Lydon expects the ETF asset class to become even more popular going forward and he expects both the interest in and production of country- and sector-specific ETFs will increase as advisors and investors become more conscious of global investment opportunities. In fact, he believes that international and emerging market ETFs will increasingly steal the thunder from mutual funds that invest in the same asset classes and become the investment of choice for many.
According to the 2011 Investor Brandscape report put out by Cambridge, Mass.-based firm Cogent Research, that dynamic is already happening and more investors are actually favoring ETFs over mutual funds.
Cost has much to do with it, says Cogent Principal John Meunier. ETFs are much cheaper than mutual funds (Vanguard’s VWO has an expense ratio of 0.27%, by way of example, while iShares’ EEM charges 0.69%), he says, and many advisors feel that their clients should invest in products that achieve market performance at a lower price point.
“Right or wrong, advisors seem to believe that most active managers don’t beat their indices,” Meunier says, “and they’d rather save their clients’ dollars for those actively managed funds that really are top performers in their [respective] asset classes. Competition is therefore very tight and there’s a far greater scrutiny going on of mutual funds.”

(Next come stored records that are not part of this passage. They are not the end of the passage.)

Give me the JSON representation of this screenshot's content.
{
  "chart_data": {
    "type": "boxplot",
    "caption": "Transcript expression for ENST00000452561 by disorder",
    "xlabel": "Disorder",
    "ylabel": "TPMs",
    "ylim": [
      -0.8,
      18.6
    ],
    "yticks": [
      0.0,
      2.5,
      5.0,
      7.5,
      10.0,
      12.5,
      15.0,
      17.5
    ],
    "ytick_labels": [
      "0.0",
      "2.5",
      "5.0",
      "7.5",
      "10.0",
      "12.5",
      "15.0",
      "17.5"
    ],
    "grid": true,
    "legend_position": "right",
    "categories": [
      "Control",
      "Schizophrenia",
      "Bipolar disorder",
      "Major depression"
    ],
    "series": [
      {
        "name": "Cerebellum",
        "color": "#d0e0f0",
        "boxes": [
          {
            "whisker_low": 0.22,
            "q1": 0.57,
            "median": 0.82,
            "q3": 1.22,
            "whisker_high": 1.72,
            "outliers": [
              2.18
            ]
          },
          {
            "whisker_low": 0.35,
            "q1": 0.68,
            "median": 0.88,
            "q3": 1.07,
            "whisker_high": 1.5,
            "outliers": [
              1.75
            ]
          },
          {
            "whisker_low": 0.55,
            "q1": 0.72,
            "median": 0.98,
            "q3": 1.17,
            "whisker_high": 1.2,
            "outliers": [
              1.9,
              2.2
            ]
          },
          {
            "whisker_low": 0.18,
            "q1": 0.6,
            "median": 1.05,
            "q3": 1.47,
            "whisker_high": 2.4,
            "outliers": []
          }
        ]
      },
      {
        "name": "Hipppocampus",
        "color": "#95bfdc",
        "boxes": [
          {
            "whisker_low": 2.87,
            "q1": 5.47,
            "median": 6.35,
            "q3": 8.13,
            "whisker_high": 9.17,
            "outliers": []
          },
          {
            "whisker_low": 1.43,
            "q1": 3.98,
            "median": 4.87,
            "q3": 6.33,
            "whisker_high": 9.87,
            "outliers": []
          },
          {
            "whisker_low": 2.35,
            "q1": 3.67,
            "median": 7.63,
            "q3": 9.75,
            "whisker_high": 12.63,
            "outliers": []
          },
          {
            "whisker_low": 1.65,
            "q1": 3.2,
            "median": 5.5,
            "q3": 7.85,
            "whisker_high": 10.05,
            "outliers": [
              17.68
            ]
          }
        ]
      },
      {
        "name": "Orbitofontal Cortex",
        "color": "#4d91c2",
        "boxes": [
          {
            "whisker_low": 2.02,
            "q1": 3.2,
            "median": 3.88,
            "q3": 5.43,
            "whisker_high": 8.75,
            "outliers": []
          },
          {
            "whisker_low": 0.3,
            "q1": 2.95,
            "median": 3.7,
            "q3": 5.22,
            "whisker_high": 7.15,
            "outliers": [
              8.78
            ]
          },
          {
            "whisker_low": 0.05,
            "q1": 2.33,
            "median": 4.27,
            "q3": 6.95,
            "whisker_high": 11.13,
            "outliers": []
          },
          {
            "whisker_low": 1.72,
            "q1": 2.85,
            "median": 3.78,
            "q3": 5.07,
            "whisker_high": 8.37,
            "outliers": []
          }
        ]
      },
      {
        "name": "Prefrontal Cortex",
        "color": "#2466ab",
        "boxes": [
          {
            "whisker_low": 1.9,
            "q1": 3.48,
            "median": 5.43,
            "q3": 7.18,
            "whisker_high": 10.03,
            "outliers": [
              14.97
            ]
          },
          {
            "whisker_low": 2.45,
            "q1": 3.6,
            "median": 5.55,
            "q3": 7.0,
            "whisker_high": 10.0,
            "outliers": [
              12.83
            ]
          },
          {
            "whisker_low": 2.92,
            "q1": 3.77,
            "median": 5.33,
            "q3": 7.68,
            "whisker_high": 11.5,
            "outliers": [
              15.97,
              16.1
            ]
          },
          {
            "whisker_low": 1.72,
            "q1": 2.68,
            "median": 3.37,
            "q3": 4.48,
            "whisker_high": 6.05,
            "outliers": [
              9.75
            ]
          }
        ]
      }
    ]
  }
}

While many of the large fund families have taken on the ETF challenge and have made it clear they’re not going to go quietly into the night, it is nevertheless quite clear, Meunier says, that advisors are very concerned about cost, not least because a large chunk of their compensation is fee-based. “So it’s an important incentive for them to find good products at low prices.”
ETFs meet that requirement, but more importantly than their price point, the increased specificity and customization of global ETFs allow for a more skillful and tactical kind of portfolio management, one that enables advisors to simultaneously take advantage of the potential in some areas of the globe while avoiding the pitfalls in others.